Prior to its introduction, the last time Virgin Media changed their traffic management policy was in 2014, when they removed restrictions for heavy downloaders.
That left in place the limits on uploads: customers who reach "soft" upload limits will see any additional uploads they make slowed down considerably.
For example: once customers on their 50Mb package have uploaded 1GB of data in the space of an hour between 4pm and 11pm weekdays, and between 11am and 11pm at weekends, their upload speeds will be throttled by up to 50% for 60 minutes.
Those with faster connections can upload more before they're throttled - 152Mb and 200Mb customers can upload just over 2GB of data before they're affected.
If users continue to upload data and hit a second threshold, their uploads will be slowed even further, and for another two hours from that point.
Since February 2013, BT haven't applied any kind of limit, soft or otherwise, to their unlimited packages - and they've recently stopped managing their capped packages too.
The research suggests that BT Infinity may well provide a more consistent service in the evenings, particularly for heavier users.
Usage limit differences
As we've noted above, Infinity broadband comes with either a 25GB download limit or an unlimited allowance.
This feels like a bit of a backwards step from BT, who had previously offered a capped allowance of 40GB for Infinity users - particularly as it coincides with the move to the 52Mb version of Infinity.
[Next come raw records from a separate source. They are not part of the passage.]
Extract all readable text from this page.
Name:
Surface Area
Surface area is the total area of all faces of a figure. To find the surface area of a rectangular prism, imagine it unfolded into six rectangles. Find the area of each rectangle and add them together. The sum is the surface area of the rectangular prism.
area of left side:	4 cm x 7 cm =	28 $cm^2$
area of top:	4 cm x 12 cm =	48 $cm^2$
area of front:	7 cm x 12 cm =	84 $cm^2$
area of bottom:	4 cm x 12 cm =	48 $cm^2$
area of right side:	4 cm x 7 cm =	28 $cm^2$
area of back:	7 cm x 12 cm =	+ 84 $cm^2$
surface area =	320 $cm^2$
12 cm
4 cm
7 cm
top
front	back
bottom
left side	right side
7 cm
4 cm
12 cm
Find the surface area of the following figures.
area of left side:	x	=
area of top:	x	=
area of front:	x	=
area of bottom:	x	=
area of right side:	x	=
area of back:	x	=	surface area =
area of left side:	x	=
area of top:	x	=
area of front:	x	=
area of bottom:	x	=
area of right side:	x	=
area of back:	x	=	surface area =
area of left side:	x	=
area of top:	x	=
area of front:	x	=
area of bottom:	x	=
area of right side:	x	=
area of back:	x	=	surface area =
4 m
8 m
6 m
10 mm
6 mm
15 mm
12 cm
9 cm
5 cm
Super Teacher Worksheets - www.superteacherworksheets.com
Consider also that our data usage is only increasing: in late 2014 Ofcom said the average household got through around 60GB of data per month; by the end of 2015 that had shot up to 82GB per month, and by the end of 2016 we were getting through an average of 132GB each month.
The new limit is just about enough for those who want superfast broadband in order to stream a few hours of SD video per night without interruption, as well as surfing and checking emails - or for those who have BT TV and can therefore access their on demand content through the set top box, which doesn't count towards data limits.
For gaming or streaming addicts, either unlimited Infinity or a Virgin Media deal are likely to be a better bet - but remember that the extent of their unlimitedness differs.
As mentioned, BT say users on unlimited packages can download as much as they want without being slowed at any time.
This was a surprising move from BT, mainly because of the number of customers they have. Previously "truly unlimited" broadband was associated with ISPs with smaller customer bases, purporting quality over quantity.
Even Sky, despite having a glowing record for customer service, often run into difficulties because of the high demand for their truly unlimited broadband.
That said, BT's change of policy wasn't that big a jump for them, given that they previously only slowed peer-to-peer downloads during peak times. We can only assume BT know what they're doing.
See this article for more information on downloads.
All in all
In conclusion, Virgin Media continue to beat BT Infinity in several key areas: their cheapest options are cheaper; they offer the fastest speeds; they allow users to sign up for fibre without having to take a copper phone line too.
However, BT really aren't far behind.
Ofcom tests show they may be offering a faster real world service, with lower contention and fairer traffic management, and their special offers are extremely competitive.